Жуковский. Гейне не христианин, но он понял нравственную красоту христианства.
Вяземский. Шатобриан видел главным образом внешнюю красоту обрядов, символов, церемоний, но если величие этих обрядов удовлетворило художника настолько, что он в заглавии книги рядом со словом «гений» поставил слово «христианство», – для Франции это все-таки большой шаг вперед.
Пушкин. Шатобриан, за исключением «Ренэ», ни в чем меня не трогает; десять строк Данте стоят всей его книги…
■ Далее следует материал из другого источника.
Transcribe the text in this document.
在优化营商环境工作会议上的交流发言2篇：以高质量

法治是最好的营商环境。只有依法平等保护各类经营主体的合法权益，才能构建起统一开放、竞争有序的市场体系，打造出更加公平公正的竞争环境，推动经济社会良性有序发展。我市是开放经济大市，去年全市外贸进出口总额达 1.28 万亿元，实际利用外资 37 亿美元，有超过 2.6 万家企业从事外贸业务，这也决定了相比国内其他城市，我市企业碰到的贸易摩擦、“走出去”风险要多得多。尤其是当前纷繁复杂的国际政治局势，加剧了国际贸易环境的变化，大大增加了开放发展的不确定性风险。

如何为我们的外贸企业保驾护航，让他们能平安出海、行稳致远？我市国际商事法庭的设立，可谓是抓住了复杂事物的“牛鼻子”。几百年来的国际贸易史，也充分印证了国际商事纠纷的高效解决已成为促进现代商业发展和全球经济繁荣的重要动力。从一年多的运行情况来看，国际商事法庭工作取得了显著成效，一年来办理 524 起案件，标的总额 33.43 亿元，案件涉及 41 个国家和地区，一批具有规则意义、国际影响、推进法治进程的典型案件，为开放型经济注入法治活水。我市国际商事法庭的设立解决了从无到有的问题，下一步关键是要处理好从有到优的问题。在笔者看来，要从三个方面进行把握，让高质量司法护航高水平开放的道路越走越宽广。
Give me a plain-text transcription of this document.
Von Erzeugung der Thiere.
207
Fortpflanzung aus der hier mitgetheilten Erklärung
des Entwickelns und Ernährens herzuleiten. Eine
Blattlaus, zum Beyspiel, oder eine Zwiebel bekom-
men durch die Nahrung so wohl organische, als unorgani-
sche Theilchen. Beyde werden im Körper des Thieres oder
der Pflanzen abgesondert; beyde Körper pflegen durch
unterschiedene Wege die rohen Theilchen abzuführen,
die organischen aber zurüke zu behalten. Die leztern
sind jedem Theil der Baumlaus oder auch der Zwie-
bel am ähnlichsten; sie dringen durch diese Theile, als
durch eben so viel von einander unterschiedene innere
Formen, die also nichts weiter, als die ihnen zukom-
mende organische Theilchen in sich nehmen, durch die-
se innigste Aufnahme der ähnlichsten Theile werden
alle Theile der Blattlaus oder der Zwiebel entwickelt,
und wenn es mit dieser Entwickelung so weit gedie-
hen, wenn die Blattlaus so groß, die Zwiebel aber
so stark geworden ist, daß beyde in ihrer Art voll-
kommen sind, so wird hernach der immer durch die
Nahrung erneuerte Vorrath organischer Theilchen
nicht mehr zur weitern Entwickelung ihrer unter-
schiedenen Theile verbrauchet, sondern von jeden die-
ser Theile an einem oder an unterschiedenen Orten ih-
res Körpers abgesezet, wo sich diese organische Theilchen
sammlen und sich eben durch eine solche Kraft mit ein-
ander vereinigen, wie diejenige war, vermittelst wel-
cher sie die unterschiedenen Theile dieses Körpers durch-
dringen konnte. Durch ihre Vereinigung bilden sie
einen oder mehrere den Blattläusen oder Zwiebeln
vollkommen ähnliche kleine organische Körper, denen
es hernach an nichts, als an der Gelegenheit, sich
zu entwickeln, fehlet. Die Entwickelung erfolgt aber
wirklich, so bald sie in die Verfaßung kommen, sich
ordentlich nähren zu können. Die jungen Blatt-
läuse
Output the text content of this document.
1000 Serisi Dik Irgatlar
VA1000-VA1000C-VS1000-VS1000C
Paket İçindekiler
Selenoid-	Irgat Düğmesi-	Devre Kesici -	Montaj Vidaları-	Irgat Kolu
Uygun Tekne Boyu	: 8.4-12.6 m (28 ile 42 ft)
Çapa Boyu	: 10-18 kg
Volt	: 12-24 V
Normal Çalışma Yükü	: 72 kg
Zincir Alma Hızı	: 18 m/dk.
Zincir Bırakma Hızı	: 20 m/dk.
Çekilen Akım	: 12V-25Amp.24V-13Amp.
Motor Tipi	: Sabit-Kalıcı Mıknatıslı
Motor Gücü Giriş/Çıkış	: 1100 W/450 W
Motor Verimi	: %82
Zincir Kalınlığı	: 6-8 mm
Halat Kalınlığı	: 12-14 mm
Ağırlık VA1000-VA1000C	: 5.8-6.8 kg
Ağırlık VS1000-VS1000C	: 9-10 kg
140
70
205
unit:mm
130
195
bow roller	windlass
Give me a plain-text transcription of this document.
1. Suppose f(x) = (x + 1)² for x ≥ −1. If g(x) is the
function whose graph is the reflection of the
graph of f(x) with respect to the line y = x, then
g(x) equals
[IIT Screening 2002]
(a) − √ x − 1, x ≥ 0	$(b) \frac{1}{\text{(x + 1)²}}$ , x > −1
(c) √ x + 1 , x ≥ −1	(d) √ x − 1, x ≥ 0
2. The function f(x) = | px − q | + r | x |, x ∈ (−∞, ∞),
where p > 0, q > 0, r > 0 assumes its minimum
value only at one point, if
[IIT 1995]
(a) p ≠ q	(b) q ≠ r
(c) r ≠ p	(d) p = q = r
А. Тургенев. Ты остался верным Мольеру?
Пушкин. Потому что он создал настоящую французскую сцену, которая существует и до сих пор. Классическая трагедия умерла, она уже не в наших нравах. Их классики жалкие пережитки Расина и Корнеля. Теперь они пишут драмы: «Кромвель», «Эрнани», исторические драмы «Генрих III» и «M-lle d’Ancre»: это не трагедии, а только драмы, а иногда и мелодрамы, иногда в красивых стихах. Во французской истории так много трагических моментов, а французы не сумели написать настоящей трагедии даже из таких захватывающих эпох, как революции и Реформация. Из Франциска I они сделали «веселящегося короля». Он представлял собой нечто большее.
Полетика. Они примешивают сюда политику, и выходят какие-то судебные речи, а не трагедии.
Пушкин. Совершенно верно. Драматург должен быть беспристрастным. Можно было бы сделать превосходную эпопею из эпохи революции и Наполеоновских войн.
Вяземский. Вольтер из Лиги сделал трагедию.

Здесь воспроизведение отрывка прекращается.